Attorney General Mark Herring, who is charged with representing consumers in utility matters before the SCC but also to defend the constitutionality of state laws, originally opposed SB 1349 while in its formative stages, but now officially supports the SCC’s 2-1 ruling.

Should an appeal be filed, much interest would focus on how the Supreme Court might rule.

A.E. Dick Howard, a professor at the University of Virginia often cited as an expert on Virginia’s Constitution, is quoted in Dimitri’s dissent saying it grants the SCC jurisdiction “that the General Assembly may not take away.” And yet SB 1349, Dimitri asserts, “unequivocally fixes those (base) rates by statute for both companies – for years – and takes the base rate-setting function away from the Commission entirely.”

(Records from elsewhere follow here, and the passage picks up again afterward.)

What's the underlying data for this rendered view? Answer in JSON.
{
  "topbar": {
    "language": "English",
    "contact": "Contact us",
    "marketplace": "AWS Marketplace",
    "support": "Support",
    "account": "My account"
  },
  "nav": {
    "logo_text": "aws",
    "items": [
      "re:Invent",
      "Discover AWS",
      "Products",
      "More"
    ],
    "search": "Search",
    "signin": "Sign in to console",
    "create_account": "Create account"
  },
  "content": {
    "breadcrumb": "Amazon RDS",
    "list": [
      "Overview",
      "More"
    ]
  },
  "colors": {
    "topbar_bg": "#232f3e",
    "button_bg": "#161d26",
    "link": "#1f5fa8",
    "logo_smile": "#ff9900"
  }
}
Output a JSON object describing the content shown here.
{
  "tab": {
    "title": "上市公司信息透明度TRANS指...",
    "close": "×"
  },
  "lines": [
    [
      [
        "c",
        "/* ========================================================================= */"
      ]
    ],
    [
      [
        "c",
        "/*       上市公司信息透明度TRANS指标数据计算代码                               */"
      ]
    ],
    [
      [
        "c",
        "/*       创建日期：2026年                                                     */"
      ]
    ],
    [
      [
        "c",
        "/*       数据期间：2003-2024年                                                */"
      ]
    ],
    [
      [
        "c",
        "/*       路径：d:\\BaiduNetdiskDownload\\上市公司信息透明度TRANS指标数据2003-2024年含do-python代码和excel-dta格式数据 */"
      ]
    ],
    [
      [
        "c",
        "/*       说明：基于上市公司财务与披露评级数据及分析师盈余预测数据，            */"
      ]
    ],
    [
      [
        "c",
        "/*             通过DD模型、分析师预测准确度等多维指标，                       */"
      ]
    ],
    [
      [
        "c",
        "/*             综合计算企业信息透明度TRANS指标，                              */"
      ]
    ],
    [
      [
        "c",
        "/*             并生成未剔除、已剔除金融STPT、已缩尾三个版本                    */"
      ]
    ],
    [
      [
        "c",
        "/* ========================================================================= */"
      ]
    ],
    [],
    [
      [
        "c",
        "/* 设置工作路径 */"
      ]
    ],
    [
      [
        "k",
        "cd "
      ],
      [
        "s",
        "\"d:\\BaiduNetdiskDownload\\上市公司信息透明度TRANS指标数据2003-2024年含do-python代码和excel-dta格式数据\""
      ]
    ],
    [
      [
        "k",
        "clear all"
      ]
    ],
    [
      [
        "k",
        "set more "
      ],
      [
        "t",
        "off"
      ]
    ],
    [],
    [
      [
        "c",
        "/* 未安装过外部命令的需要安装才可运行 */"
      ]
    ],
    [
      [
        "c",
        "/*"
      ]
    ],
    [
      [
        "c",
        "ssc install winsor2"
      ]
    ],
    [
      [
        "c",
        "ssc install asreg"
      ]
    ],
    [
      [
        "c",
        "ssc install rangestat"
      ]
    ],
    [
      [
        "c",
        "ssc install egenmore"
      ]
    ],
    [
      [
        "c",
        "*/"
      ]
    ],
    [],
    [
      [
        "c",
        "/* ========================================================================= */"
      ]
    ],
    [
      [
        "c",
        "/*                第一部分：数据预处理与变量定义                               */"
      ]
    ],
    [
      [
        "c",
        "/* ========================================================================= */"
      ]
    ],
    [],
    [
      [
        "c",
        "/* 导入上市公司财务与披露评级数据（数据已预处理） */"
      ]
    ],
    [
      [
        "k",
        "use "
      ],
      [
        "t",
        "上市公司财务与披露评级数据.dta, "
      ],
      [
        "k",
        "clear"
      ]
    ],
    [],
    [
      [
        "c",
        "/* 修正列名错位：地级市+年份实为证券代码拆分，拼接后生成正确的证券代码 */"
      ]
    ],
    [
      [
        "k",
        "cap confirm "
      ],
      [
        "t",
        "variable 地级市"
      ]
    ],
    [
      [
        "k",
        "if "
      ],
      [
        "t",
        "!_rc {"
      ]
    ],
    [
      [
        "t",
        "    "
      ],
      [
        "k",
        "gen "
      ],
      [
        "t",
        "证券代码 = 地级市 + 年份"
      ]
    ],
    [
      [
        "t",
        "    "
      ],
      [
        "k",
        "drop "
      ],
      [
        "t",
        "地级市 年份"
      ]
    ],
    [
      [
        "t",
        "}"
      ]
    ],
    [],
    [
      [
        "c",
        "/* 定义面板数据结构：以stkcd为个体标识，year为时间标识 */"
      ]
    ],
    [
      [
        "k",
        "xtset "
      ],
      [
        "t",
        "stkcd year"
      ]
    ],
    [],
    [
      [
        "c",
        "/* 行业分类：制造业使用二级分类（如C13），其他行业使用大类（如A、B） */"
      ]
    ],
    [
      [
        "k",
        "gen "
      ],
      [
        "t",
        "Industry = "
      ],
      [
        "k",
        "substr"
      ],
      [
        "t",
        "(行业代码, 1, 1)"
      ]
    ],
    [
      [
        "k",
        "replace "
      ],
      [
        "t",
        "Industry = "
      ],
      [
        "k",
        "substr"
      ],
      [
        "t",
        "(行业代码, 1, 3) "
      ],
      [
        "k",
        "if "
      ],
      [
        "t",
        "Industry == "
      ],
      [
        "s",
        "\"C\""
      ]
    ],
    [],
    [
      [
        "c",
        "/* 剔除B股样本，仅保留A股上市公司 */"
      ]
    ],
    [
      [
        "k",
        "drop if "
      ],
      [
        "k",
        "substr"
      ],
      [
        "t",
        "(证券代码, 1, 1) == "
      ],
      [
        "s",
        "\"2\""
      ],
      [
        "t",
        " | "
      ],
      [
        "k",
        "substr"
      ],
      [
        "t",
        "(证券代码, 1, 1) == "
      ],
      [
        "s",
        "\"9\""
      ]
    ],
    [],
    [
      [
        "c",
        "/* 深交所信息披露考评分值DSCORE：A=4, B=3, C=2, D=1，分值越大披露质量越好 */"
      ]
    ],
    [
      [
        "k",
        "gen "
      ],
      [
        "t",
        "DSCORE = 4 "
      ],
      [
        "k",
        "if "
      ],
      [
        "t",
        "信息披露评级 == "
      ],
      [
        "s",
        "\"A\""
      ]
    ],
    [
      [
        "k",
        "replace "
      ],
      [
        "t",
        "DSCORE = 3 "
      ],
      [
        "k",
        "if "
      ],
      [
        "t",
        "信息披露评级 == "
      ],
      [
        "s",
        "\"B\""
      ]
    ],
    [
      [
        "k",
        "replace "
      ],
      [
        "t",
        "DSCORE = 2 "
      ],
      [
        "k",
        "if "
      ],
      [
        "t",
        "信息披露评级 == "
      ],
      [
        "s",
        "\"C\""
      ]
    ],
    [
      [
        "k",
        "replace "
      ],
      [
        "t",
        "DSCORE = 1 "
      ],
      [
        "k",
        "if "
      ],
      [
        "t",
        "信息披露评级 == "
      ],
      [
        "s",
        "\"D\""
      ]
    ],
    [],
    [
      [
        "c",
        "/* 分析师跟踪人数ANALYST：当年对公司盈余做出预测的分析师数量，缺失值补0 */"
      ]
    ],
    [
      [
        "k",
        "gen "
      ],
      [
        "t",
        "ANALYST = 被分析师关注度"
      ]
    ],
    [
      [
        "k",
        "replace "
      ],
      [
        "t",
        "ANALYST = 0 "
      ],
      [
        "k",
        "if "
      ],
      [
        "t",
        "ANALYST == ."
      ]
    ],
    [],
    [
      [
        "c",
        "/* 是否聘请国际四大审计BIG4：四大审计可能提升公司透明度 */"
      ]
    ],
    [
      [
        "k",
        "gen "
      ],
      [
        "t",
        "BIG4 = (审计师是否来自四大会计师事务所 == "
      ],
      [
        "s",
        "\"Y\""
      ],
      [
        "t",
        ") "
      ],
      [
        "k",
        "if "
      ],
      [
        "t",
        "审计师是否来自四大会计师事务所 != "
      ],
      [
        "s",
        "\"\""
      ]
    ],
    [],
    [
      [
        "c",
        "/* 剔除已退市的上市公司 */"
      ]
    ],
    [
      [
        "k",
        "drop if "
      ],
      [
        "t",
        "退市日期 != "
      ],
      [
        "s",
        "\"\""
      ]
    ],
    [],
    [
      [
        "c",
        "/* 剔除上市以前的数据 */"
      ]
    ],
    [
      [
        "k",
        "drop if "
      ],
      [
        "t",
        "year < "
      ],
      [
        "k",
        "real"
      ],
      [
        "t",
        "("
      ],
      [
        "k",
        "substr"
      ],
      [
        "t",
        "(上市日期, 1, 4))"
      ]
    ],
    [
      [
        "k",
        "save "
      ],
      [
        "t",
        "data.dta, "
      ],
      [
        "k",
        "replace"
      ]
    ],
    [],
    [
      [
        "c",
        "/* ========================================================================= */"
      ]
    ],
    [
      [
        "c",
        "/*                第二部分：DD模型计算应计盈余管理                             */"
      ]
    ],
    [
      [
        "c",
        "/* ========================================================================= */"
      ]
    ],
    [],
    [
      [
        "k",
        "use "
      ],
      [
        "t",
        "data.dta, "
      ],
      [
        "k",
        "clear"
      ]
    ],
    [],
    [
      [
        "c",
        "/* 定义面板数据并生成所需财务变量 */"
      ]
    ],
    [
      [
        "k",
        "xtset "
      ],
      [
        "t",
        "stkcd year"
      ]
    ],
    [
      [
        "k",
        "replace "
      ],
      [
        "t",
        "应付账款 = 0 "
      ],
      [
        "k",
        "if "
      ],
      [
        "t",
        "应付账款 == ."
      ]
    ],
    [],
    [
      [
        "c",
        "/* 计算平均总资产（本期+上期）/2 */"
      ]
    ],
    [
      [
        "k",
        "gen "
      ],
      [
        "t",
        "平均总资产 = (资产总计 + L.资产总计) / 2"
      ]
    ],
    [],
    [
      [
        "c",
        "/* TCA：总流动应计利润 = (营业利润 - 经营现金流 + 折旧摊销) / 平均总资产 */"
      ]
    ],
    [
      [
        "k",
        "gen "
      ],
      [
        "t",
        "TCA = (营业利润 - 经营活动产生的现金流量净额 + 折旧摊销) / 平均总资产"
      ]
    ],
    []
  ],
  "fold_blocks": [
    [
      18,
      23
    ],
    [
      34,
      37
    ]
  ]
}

William Reisinger, a former aide to Mark Herring in the Attorney General’s office and now an energy attorney at the Richmond law firm GreeneHurlocker PLC, said he believes the court, based on recent rulings involving Dominion, would give this a fair hearing. He was quick to add the attorney general’s position would carry a lot of weight.

If the ruling stands, there may be little if anything consumers can do to protect their interests, many attorneys say. One might be to mount a review of what the SCC and the General Assembly can and cannot do on electric utility rates, according to the Virginia Constitution.

“I think this raises a lot of fundamental questions,” said Torrent. She said her understanding of the Constitution affords citizens, who ratified the Constitution, the rights that come with separating the powers of regulators and lawmakers.

“The SCC gives the Constitutional authority to regulate rates. That’s what has been stripped away,” Torrent said.

Jim Pierobon, a policy, marketing and social media strategist, was a founding contributor to Southeast Energy News. He passed away after a long battle with pancreatic cancer in 2018.